Week one is for finding the unsaid stuff.
Things to do:
A proper kickoff session. Not a status meeting. A ninety minute conversation about why this work matters, what success looks like, what failure looks like, who else is involved, and what they wish their last agency had asked.
A stakeholder map. Who's the day to day contact, who's the decision maker, who's the silent veto. These are three different people more often than not.
A "how we work" document. A short one. How you communicate, how you share work, what your turnaround times are, what you need from them and when. Clients love this. They've usually never been told.
Week two: get into the world
This is the week to absorb. Read everything they've ever published. Look at their last three campaigns. Talk to one of their customers if you can. Spend time inside the brand, not above it.
A lot of studios skip this and go straight to making. The making is always better when you've done the absorbing.
Week three: show your thinking before showing your work
Before the first creative review, share your approach. Not the work. The thinking behind the work. The reasoning, the references, the principles you're going to follow.
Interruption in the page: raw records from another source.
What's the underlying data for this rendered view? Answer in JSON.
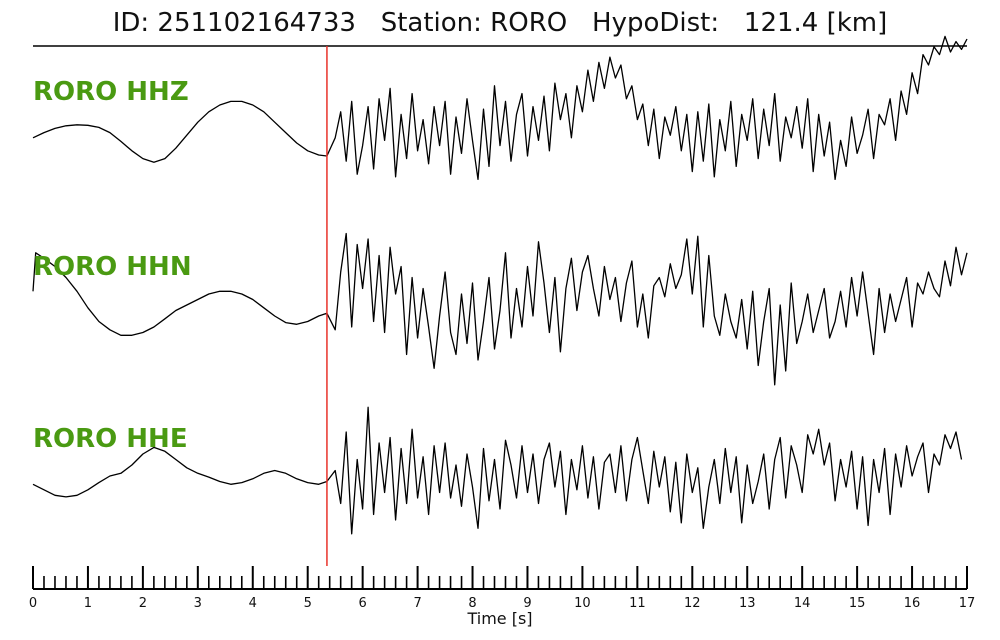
{
  "title": "ID: 251102164733   Station: RORO   HypoDist:   121.4 [km]",
  "chart_data": {
    "type": "line",
    "title": "ID: 251102164733   Station: RORO   HypoDist:   121.4 [km]",
    "xlabel": "Time [s]",
    "xlim": [
      0,
      17
    ],
    "xticks": [
      "0",
      "1",
      "2",
      "3",
      "4",
      "5",
      "6",
      "7",
      "8",
      "9",
      "10",
      "11",
      "12",
      "13",
      "14",
      "15",
      "16",
      "17"
    ],
    "minor_tick_step": 0.2,
    "pick_time": 5.35,
    "pick_color": "#e8322a",
    "label_color": "#4a9a12",
    "trace_color": "#000000",
    "series": [
      {
        "name": "RORO HHZ",
        "t": [
          0,
          0.2,
          0.4,
          0.6,
          0.8,
          1.0,
          1.2,
          1.4,
          1.6,
          1.8,
          2.0,
          2.2,
          2.4,
          2.6,
          2.8,
          3.0,
          3.2,
          3.4,
          3.6,
          3.8,
          4.0,
          4.2,
          4.4,
          4.6,
          4.8,
          5.0,
          5.2,
          5.35,
          5.5,
          5.6,
          5.7,
          5.8,
          5.9,
          6.0,
          6.1,
          6.2,
          6.3,
          6.4,
          6.5,
          6.6,
          6.7,
          6.8,
          6.9,
          7.0,
          7.1,
          7.2,
          7.3,
          7.4,
          7.5,
          7.6,
          7.7,
          7.8,
          7.9,
          8.0,
          8.1,
          8.2,
          8.3,
          8.4,
          8.5,
          8.6,
          8.7,
          8.8,
          8.9,
          9.0,
          9.1,
          9.2,
          9.3,
          9.4,
          9.5,
          9.6,
          9.7,
          9.8,
          9.9,
          10.0,
          10.1,
          10.2,
          10.3,
          10.4,
          10.5,
          10.6,
          10.7,
          10.8,
          10.9,
          11.0,
          11.1,
          11.2,
          11.3,
          11.4,
          11.5,
          11.6,
          11.7,
          11.8,
          11.9,
          12.0,
          12.1,
          12.2,
          12.3,
          12.4,
          12.5,
          12.6,
          12.7,
          12.8,
          12.9,
          13.0,
          13.1,
          13.2,
          13.3,
          13.4,
          13.5,
          13.6,
          13.7,
          13.8,
          13.9,
          14.0,
          14.1,
          14.2,
          14.3,
          14.4,
          14.5,
          14.6,
          14.7,
          14.8,
          14.9,
          15.0,
          15.1,
          15.2,
          15.3,
          15.4,
          15.5,
          15.6,
          15.7,
          15.8,
          15.9,
          16.0,
          16.1,
          16.2,
          16.3,
          16.4,
          16.5,
          16.6,
          16.7,
          16.8,
          16.9,
          17.0
        ],
        "v": [
          -0.15,
          -0.05,
          0.03,
          0.08,
          0.1,
          0.09,
          0.05,
          -0.05,
          -0.22,
          -0.4,
          -0.55,
          -0.62,
          -0.55,
          -0.35,
          -0.1,
          0.15,
          0.35,
          0.48,
          0.55,
          0.55,
          0.48,
          0.35,
          0.15,
          -0.05,
          -0.25,
          -0.4,
          -0.48,
          -0.5,
          -0.15,
          0.35,
          -0.6,
          0.55,
          -0.85,
          -0.3,
          0.45,
          -0.75,
          0.6,
          -0.2,
          0.8,
          -0.9,
          0.3,
          -0.55,
          0.7,
          -0.4,
          0.2,
          -0.65,
          0.45,
          -0.3,
          0.55,
          -0.85,
          0.25,
          -0.45,
          0.6,
          -0.2,
          -0.95,
          0.4,
          -0.7,
          0.85,
          -0.3,
          0.55,
          -0.6,
          0.3,
          0.7,
          -0.5,
          0.45,
          -0.2,
          0.65,
          -0.4,
          0.9,
          0.2,
          0.7,
          -0.15,
          0.85,
          0.35,
          1.15,
          0.55,
          1.3,
          0.8,
          1.4,
          1.0,
          1.25,
          0.6,
          0.85,
          0.2,
          0.5,
          -0.3,
          0.4,
          -0.55,
          0.25,
          -0.1,
          0.45,
          -0.4,
          0.3,
          -0.8,
          0.35,
          -0.6,
          0.5,
          -0.9,
          0.2,
          -0.4,
          0.55,
          -0.7,
          0.3,
          -0.2,
          0.6,
          -0.55,
          0.4,
          -0.3,
          0.7,
          -0.6,
          0.25,
          -0.15,
          0.45,
          -0.35,
          0.6,
          -0.8,
          0.3,
          -0.5,
          0.15,
          -0.95,
          -0.2,
          -0.7,
          0.25,
          -0.45,
          -0.1,
          0.4,
          -0.55,
          0.3,
          0.1,
          0.6,
          -0.2,
          0.75,
          0.3,
          1.1,
          0.7,
          1.45,
          1.25,
          1.6,
          1.45,
          1.8,
          1.5,
          1.7,
          1.55,
          1.75,
          1.6
        ]
      },
      {
        "name": "RORO HHN",
        "t": [
          0,
          0.05,
          0.2,
          0.4,
          0.6,
          0.8,
          1.0,
          1.2,
          1.4,
          1.6,
          1.8,
          2.0,
          2.2,
          2.4,
          2.6,
          2.8,
          3.0,
          3.2,
          3.4,
          3.6,
          3.8,
          4.0,
          4.2,
          4.4,
          4.6,
          4.8,
          5.0,
          5.2,
          5.35,
          5.5,
          5.6,
          5.7,
          5.8,
          5.9,
          6.0,
          6.1,
          6.2,
          6.3,
          6.4,
          6.5,
          6.6,
          6.7,
          6.8,
          6.9,
          7.0,
          7.1,
          7.2,
          7.3,
          7.4,
          7.5,
          7.6,
          7.7,
          7.8,
          7.9,
          8.0,
          8.1,
          8.2,
          8.3,
          8.4,
          8.5,
          8.6,
          8.7,
          8.8,
          8.9,
          9.0,
          9.1,
          9.2,
          9.3,
          9.4,
          9.5,
          9.6,
          9.7,
          9.8,
          9.9,
          10.0,
          10.1,
          10.2,
          10.3,
          10.4,
          10.5,
          10.6,
          10.7,
          10.8,
          10.9,
          11.0,
          11.1,
          11.2,
          11.3,
          11.4,
          11.5,
          11.6,
          11.7,
          11.8,
          11.9,
          12.0,
          12.1,
          12.2,
          12.3,
          12.4,
          12.5,
          12.6,
          12.7,
          12.8,
          12.9,
          13.0,
          13.1,
          13.2,
          13.3,
          13.4,
          13.5,
          13.6,
          13.7,
          13.8,
          13.9,
          14.0,
          14.1,
          14.2,
          14.3,
          14.4,
          14.5,
          14.6,
          14.7,
          14.8,
          14.9,
          15.0,
          15.1,
          15.2,
          15.3,
          15.4,
          15.5,
          15.6,
          15.7,
          15.8,
          15.9,
          16.0,
          16.1,
          16.2,
          16.3,
          16.4,
          16.5,
          16.6,
          16.7,
          16.8,
          16.9,
          17.0
        ],
        "v": [
          0.25,
          0.95,
          0.85,
          0.7,
          0.5,
          0.25,
          -0.05,
          -0.3,
          -0.45,
          -0.55,
          -0.55,
          -0.5,
          -0.4,
          -0.25,
          -0.1,
          0.0,
          0.1,
          0.2,
          0.25,
          0.25,
          0.2,
          0.1,
          -0.05,
          -0.2,
          -0.32,
          -0.35,
          -0.3,
          -0.2,
          -0.15,
          -0.45,
          0.6,
          1.3,
          -0.4,
          1.1,
          0.3,
          1.2,
          -0.3,
          0.9,
          -0.5,
          1.05,
          0.2,
          0.7,
          -0.9,
          0.5,
          -0.6,
          0.3,
          -0.4,
          -1.15,
          -0.2,
          0.6,
          -0.5,
          -0.9,
          0.2,
          -0.7,
          0.4,
          -1.0,
          -0.3,
          0.5,
          -0.8,
          -0.1,
          0.95,
          -0.6,
          0.3,
          -0.4,
          0.7,
          -0.2,
          1.15,
          0.4,
          -0.5,
          0.5,
          -0.85,
          0.3,
          0.85,
          -0.1,
          0.6,
          0.9,
          0.3,
          -0.2,
          0.7,
          0.1,
          0.5,
          -0.3,
          0.4,
          0.8,
          -0.4,
          0.2,
          -0.6,
          0.35,
          0.5,
          0.15,
          0.75,
          0.3,
          0.55,
          1.2,
          0.2,
          1.25,
          -0.4,
          0.9,
          -0.2,
          -0.55,
          0.2,
          -0.3,
          -0.6,
          0.1,
          -0.8,
          0.25,
          -1.1,
          -0.3,
          0.3,
          -1.45,
          0.0,
          -1.2,
          0.4,
          -0.7,
          -0.3,
          0.2,
          -0.5,
          -0.1,
          0.3,
          -0.6,
          -0.3,
          0.25,
          -0.4,
          0.5,
          -0.2,
          0.6,
          -0.15,
          -0.9,
          0.3,
          -0.5,
          0.2,
          -0.3,
          0.1,
          0.5,
          -0.4,
          0.4,
          0.2,
          0.6,
          0.3,
          0.15,
          0.8,
          0.35,
          1.05,
          0.55,
          0.95
        ]
      },
      {
        "name": "RORO HHE",
        "t": [
          0,
          0.2,
          0.4,
          0.6,
          0.8,
          1.0,
          1.2,
          1.4,
          1.6,
          1.8,
          2.0,
          2.2,
          2.4,
          2.6,
          2.8,
          3.0,
          3.2,
          3.4,
          3.6,
          3.8,
          4.0,
          4.2,
          4.4,
          4.6,
          4.8,
          5.0,
          5.2,
          5.35,
          5.5,
          5.6,
          5.7,
          5.8,
          5.9,
          6.0,
          6.1,
          6.2,
          6.3,
          6.4,
          6.5,
          6.6,
          6.7,
          6.8,
          6.9,
          7.0,
          7.1,
          7.2,
          7.3,
          7.4,
          7.5,
          7.6,
          7.7,
          7.8,
          7.9,
          8.0,
          8.1,
          8.2,
          8.3,
          8.4,
          8.5,
          8.6,
          8.7,
          8.8,
          8.9,
          9.0,
          9.1,
          9.2,
          9.3,
          9.4,
          9.5,
          9.6,
          9.7,
          9.8,
          9.9,
          10.0,
          10.1,
          10.2,
          10.3,
          10.4,
          10.5,
          10.6,
          10.7,
          10.8,
          10.9,
          11.0,
          11.1,
          11.2,
          11.3,
          11.4,
          11.5,
          11.6,
          11.7,
          11.8,
          11.9,
          12.0,
          12.1,
          12.2,
          12.3,
          12.4,
          12.5,
          12.6,
          12.7,
          12.8,
          12.9,
          13.0,
          13.1,
          13.2,
          13.3,
          13.4,
          13.5,
          13.6,
          13.7,
          13.8,
          13.9,
          14.0,
          14.1,
          14.2,
          14.3,
          14.4,
          14.5,
          14.6,
          14.7,
          14.8,
          14.9,
          15.0,
          15.1,
          15.2,
          15.3,
          15.4,
          15.5,
          15.6,
          15.7,
          15.8,
          15.9,
          16.0,
          16.1,
          16.2,
          16.3,
          16.4,
          16.5,
          16.6,
          16.7,
          16.8,
          16.9,
          17.0
        ],
        "v": [
          -0.15,
          -0.25,
          -0.35,
          -0.38,
          -0.35,
          -0.25,
          -0.12,
          0.0,
          0.05,
          0.2,
          0.4,
          0.52,
          0.45,
          0.3,
          0.15,
          0.05,
          -0.02,
          -0.1,
          -0.15,
          -0.12,
          -0.05,
          0.05,
          0.1,
          0.05,
          -0.05,
          -0.12,
          -0.15,
          -0.1,
          0.1,
          -0.5,
          0.8,
          -1.05,
          0.3,
          -0.6,
          1.25,
          -0.7,
          0.6,
          -0.3,
          0.7,
          -0.8,
          0.5,
          -0.5,
          0.85,
          -0.4,
          0.35,
          -0.7,
          0.55,
          -0.3,
          0.6,
          -0.4,
          0.2,
          -0.55,
          0.4,
          -0.2,
          -0.95,
          0.5,
          -0.45,
          0.3,
          -0.6,
          0.65,
          0.2,
          -0.4,
          0.55,
          -0.3,
          0.4,
          -0.5,
          0.3,
          0.6,
          -0.2,
          0.45,
          -0.7,
          0.3,
          -0.25,
          0.55,
          -0.4,
          0.35,
          -0.6,
          0.25,
          0.4,
          -0.3,
          0.55,
          -0.45,
          0.3,
          0.7,
          0.1,
          -0.5,
          0.45,
          -0.2,
          0.35,
          -0.65,
          0.25,
          -0.85,
          0.4,
          -0.3,
          0.15,
          -0.95,
          -0.2,
          0.3,
          -0.5,
          0.5,
          -0.3,
          0.35,
          -0.85,
          0.2,
          -0.5,
          -0.1,
          0.4,
          -0.6,
          0.3,
          0.7,
          -0.4,
          0.55,
          0.2,
          -0.3,
          0.75,
          0.4,
          0.85,
          0.2,
          0.6,
          -0.45,
          0.3,
          -0.2,
          0.45,
          -0.6,
          0.35,
          -0.9,
          0.3,
          -0.3,
          0.5,
          -0.7,
          0.4,
          -0.2,
          0.55,
          0.0,
          0.35,
          0.6,
          -0.3,
          0.4,
          0.2,
          0.75,
          0.5,
          0.8,
          0.3
        ]
      }
    ]
  }
}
Two things happen. One: the client gets to align on the direction before there's anything to react to emotionally. Two: when the work does come, they're already inside your logic. Reviews go from "I don't like the green" to "this is or isn't expressing the direction we agreed on."
This single move probably saves more relationships than any other.
Week four: the temperature check
Before month one ends, ask the client a real question. Not "how's it going?" Something like: "if you could change one thing about how we've worked together so far, what would it be?"
Most won't have anything. The ones who do will tell you something small and easy to fix. Either way, you've signalled that you're paying attention, and you've prevented a small grumble from becoming a month four crisis.
What good onboarding actually does
It compresses six months of relationship building into four weeks. It surfaces problems while they're still cheap to fix. It teaches the client that you're a partner, not a vendor. And it makes the rest of the engagement noticeably less work, because the foundation is real.
Onboarding isn't an admin task. It's the most leveraged time you'll spend with a client all year. Treat it like it matters.